Wabah yang benar-benar membuat lumpuh Afrika Barat tersebut akhirnya memaksa para ilmuwan untuk melangsungkan peluncuran cepat vaksin tanpa izin FDA tersebut. Guinea sebagai negara Afrika Barat pertama akhirnya menggunakan vaksin yang dinamakan Ervebo itu yang langsung diberikan kepada petugas layanan kesehatan dan orang-orang yang berhubungan erat dengan pasien Ebola.
Alhasil, langkah ini terbukti sangat efektif di Guinea sehingga Republik Demokratik Kongo yang kemudian akhirnya dilanda epidemi tersebut menggunakan vaksin yang sama. Kemudian, FDA akhirnya memberikan lisensi vaksin Ervebo pada Desember 2019.
"Sejujurnya saya tidak berpikir itu akan dilisensikan FDA ketika diluncurkan. Ini akan menjadi pertama kalinya vaksin modern didistribusikan ke publik tanpa lisensi FDA,” ujar Offit yang berpendapat bahwa vaksin COVID-19 akan diberikan secara cepat dengan strategi seperti ini.

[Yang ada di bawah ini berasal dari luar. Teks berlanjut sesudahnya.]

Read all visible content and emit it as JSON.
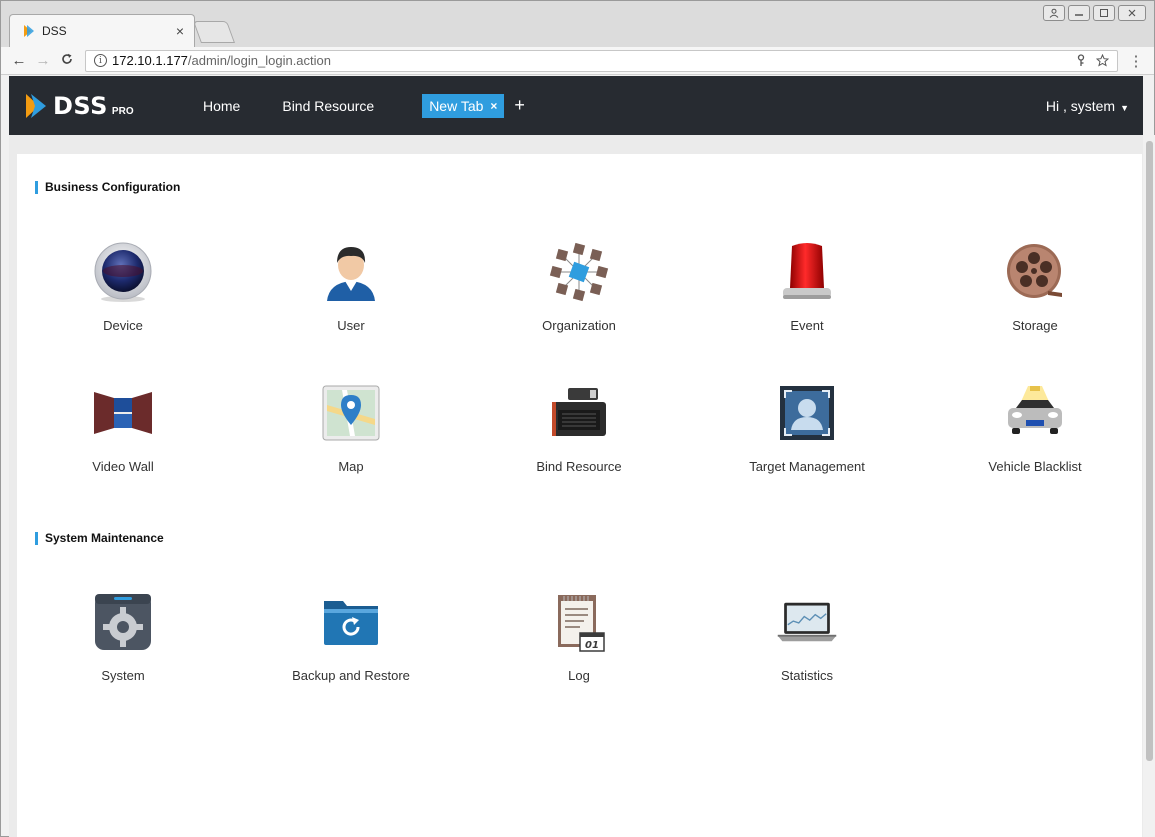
{
  "browser": {
    "tab_title": "DSS",
    "tab_close": "×",
    "url_host": "172.10.1.177",
    "url_path": "/admin/login_login.action"
  },
  "header": {
    "logo_text": "DSS",
    "logo_sup": "PRO",
    "nav": [
      "Home",
      "Bind Resource"
    ],
    "active_tab": "New Tab",
    "active_tab_close": "×",
    "add_tab": "+",
    "user_greeting": "Hi , system"
  },
  "sections": {
    "business": {
      "title": "Business Configuration",
      "items": [
        {
          "label": "Device",
          "icon": "device-camera-icon"
        },
        {
          "label": "User",
          "icon": "user-icon"
        },
        {
          "label": "Organization",
          "icon": "organization-icon"
        },
        {
          "label": "Event",
          "icon": "alarm-light-icon"
        },
        {
          "label": "Storage",
          "icon": "film-reel-icon"
        },
        {
          "label": "Video Wall",
          "icon": "video-wall-icon"
        },
        {
          "label": "Map",
          "icon": "map-pin-icon"
        },
        {
          "label": "Bind Resource",
          "icon": "nvr-device-icon"
        },
        {
          "label": "Target Management",
          "icon": "face-target-icon"
        },
        {
          "label": "Vehicle Blacklist",
          "icon": "car-icon"
        }
      ]
    },
    "maintenance": {
      "title": "System Maintenance",
      "items": [
        {
          "label": "System",
          "icon": "gear-icon"
        },
        {
          "label": "Backup and Restore",
          "icon": "backup-folder-icon"
        },
        {
          "label": "Log",
          "icon": "log-notepad-icon"
        },
        {
          "label": "Statistics",
          "icon": "statistics-laptop-icon"
        }
      ]
    }
  },
  "colors": {
    "header_bg": "#272b31",
    "accent": "#2f9ddf"
  }
}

Bakal Muncul Permasalahan Siapa yang Diprioritaskan
Direktur Jendral WHO, Tedros Adhanom telah mengatakan bahwa mereka memprioritaskan akses yang setara kepada semua orang untuk mendapatkan vaksin COVID-19 yang berhasil di uji coba.
"Pengalaman masa lalu telah mengajarkan kita bahwa bahkan ketika alat tersedia, mereka belum tersedia sama untuk semua orang. Kita tidak bisa membiarkan itu terjadi,” kata Adhanom.
Senada dengan Adhanom, Direktur Pusat Dampak Kebijakan Universitas Duke di Global Health yaitu Gavin Yamey mengatakan bahwa proses distribusi vaksin yang disepakati secara internasional dapat mencegah monopoli yang terjadi. Ini sama halnya kejadian saat vaksin flu H1N1 pada 2009 silam.
Yamey mau sistem yang lebih adil. Seperti meluncurkan vaksin COVID-19 terlebih dahulu ke negara-negara di mana wabah tersebut menyebar paling parah. Kemudian, setelah sampai, pemerintah setempat diimbau untuk memprioritaskan pekerja kesehatan, populasi yang rentan (lansia), serta yang dekat dengan COVID-19.
“Akan ada pertengkaran tentang siapa yang mendapat prioritas. Masuk akal untuk mengatakan, yah, di mana daerah yang terkena dampak terburuk? Atau dari mana itu akan menyebar paling banyak?,” begitu jelas Yamey.